For many patients with gradual narrowing of their coronal arteries by atherosclerotic plaque, the first sign of disease may be development of angina pectoris. Pain results when the metabolic demands of a region of myocardium exceed the ability of the compromised blood supply to satisfy those needs (when stressed)
What are therapies for coronary artery disease (angina)?
Nitrates induce vasodilation by releasing nitric oxide. The nitrates dilate peripheral veins, reducing venous return and thus preload to the heart; also dilate arteries and arterioles reducing blood pressure and afterload; finally, nitrates may increase coronary collateral flow to the involved region of myocardium; Beta blockers prevent the sympathetic nervous system from stimulating myocardial beta1 receptors, thereby reducing both heart rate and contractility and thus metabolic demand; Calcium channel blockers lessen the contractility of the heart muscle and vascular smooth muscle (reduce metabolic demands of the heart)
Does therapy change for patients with increasing frequency and severity of anginal attacks (when stressed)?

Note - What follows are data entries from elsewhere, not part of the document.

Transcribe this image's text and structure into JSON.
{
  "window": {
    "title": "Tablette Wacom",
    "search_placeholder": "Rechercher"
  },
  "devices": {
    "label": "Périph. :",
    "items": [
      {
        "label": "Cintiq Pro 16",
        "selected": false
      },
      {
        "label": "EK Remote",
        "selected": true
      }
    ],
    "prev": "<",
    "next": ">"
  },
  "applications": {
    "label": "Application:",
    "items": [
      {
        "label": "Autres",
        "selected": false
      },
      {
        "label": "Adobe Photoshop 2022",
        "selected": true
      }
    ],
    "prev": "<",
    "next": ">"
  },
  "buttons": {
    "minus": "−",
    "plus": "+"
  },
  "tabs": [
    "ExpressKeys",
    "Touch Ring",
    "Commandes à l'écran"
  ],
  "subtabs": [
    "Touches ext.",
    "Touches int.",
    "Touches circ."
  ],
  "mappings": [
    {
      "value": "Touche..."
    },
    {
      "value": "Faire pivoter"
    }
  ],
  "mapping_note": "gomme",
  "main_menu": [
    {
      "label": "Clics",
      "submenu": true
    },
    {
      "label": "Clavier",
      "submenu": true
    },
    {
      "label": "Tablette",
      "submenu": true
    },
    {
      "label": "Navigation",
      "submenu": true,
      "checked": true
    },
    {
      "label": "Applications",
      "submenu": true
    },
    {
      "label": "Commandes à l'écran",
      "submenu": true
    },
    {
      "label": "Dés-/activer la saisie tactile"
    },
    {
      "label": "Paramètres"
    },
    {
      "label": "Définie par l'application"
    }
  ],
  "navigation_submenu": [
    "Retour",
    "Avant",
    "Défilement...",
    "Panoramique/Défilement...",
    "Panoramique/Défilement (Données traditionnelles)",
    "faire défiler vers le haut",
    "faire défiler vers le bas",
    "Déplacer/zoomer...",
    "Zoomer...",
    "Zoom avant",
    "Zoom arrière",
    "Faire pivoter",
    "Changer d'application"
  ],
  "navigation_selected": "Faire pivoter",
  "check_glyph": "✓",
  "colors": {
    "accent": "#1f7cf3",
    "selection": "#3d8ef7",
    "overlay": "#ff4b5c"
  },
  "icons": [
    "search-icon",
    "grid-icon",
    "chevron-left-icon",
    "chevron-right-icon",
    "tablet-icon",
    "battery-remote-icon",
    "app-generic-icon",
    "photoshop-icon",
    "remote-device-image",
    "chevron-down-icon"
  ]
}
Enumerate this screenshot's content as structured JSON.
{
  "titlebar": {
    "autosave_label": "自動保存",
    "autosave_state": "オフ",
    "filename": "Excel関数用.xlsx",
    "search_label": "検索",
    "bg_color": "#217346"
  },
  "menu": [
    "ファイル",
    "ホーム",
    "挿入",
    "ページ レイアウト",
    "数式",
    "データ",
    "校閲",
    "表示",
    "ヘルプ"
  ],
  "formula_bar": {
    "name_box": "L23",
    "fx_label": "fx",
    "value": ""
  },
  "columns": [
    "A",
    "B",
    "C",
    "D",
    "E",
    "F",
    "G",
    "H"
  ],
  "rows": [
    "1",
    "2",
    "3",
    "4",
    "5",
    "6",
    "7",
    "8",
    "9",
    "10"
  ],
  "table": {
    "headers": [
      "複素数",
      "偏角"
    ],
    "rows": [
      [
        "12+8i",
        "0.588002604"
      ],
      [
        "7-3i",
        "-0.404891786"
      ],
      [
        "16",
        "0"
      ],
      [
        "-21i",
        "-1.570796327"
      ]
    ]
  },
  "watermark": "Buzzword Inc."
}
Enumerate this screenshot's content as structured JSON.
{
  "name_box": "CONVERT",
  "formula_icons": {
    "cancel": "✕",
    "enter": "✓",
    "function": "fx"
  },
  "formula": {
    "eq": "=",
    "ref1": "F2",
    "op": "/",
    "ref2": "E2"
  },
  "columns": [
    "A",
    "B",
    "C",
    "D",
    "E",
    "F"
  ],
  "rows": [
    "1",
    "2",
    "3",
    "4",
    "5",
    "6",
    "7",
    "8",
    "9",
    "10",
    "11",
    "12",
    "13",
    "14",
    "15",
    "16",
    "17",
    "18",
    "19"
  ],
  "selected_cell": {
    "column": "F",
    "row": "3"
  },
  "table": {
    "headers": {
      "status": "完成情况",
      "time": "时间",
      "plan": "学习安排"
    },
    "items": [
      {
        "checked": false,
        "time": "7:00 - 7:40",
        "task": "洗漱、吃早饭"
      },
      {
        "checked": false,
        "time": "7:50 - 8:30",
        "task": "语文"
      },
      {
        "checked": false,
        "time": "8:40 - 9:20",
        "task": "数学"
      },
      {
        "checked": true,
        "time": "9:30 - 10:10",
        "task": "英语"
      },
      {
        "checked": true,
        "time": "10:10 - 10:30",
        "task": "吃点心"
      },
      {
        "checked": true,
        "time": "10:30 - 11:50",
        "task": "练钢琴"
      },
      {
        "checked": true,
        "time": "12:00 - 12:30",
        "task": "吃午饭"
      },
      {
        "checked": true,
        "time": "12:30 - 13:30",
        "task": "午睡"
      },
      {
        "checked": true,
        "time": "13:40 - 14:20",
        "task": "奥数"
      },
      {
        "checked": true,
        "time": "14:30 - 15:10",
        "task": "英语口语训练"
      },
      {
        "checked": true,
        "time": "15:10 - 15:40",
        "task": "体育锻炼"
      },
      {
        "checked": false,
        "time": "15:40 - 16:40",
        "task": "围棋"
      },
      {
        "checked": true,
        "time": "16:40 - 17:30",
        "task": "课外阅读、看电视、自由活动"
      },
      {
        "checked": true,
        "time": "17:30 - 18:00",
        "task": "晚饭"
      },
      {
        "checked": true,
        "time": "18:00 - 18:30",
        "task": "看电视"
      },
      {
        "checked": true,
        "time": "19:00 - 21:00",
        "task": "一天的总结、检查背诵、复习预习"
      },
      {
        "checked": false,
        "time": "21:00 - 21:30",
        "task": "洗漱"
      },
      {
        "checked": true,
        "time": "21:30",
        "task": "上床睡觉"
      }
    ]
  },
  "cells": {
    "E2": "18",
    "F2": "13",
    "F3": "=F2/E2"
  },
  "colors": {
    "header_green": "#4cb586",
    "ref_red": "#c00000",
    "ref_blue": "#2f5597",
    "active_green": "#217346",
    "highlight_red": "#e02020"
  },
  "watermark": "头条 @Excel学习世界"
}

Yes; mechanical revascularization may be required (surgery or angioplasty)
Describe angioplasty. How is a stent different
physician advances a balloon-tipped catheter through a peripheral artery into the left ventricle and then loops the catheter back out the left ventricle to have a favorable angle for entering coronary vessels from the aorta. Inflation of the balloon at the site of obstruction flatten the plaque into the wall of the vessel and restores blood flow; a metal cage is retained.